Las denuncias ciudadanas por presuntos abusos en retenes de la carretera México-Pachuca. Texcoco- Lecheria, Reyes - Texcoco, Texcoco- Calpulalpan, han encendido la indignación pública en el Estado de México. A través de redes sociales, múltiples testimonios señalan a agentes ministeriales y de recuperación de vehículos de la Fiscalía General de Justicia del Estado de México (FGJEM), encabezada por el fiscal general José Luis Cervantes Martínez, de realizar extorsiones que alcanzan hasta los 40 mil pesos, además de amenazar a los afectados con ’levantones’ si se atreven a denunciar. Los señalamientos no se limitan a los retenes: usuarios también acusan que agentes del Ministerio Público estarían coludidos en estas prácticas, lo que profundiza la percepción de corrupción e impunidad.
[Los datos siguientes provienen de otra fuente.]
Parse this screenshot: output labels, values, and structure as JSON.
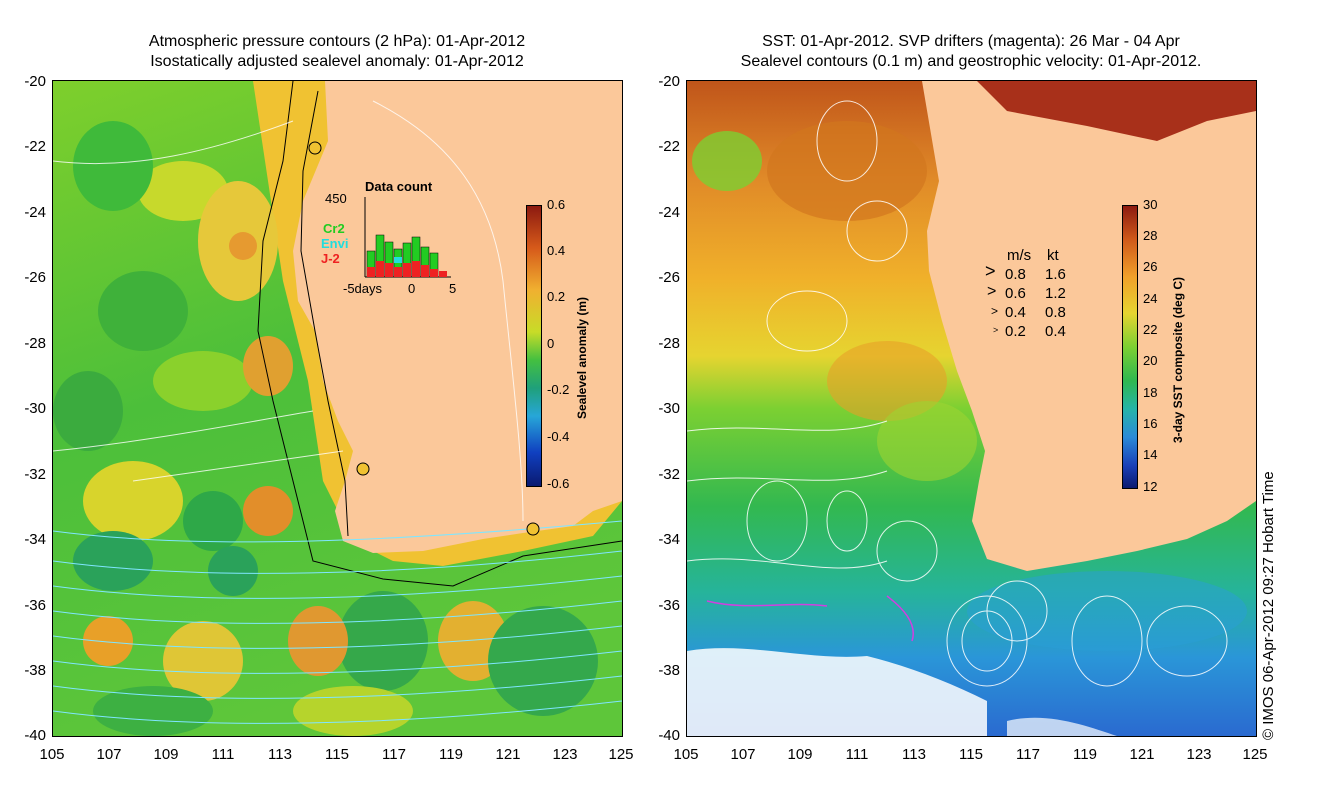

El Gobierno Municipal de Zumpango ya aclaró que dichos operativos no corresponden a su administración y que los retenes se ubican en territorio de Tecámac, bajo responsabilidad exclusiva de la FGJEM. Sin embargo, la magnitud de las denuncias ha generado un llamado urgente a la gobernadora Delfina Gómez Álvarez para que intervenga de manera directa, ordene investigaciones independientes y garantice sanciones ejemplares contra los responsables. La ciudadanía exige que se proteja a quienes denuncian y que se transparente la actuación de las autoridades, pues los retenes, en lugar de brindar seguridad, se han convertido en espacios de miedo y abuso.
En este contexto, los números oficiales de atención siguen disponibles: 800 702 87 70 de la FGJEM, 089 para denuncia anónima, 911 para emergencias y 800-FUNCIÓN de la Secretaría de la Función Pública para temas federales. No obstante, la exigencia social es clara: se requiere una respuesta inmediata y contundente desde el gobierno estatal para frenar lo que ya se percibe como un problema estructural de corrupción y abuso de poder.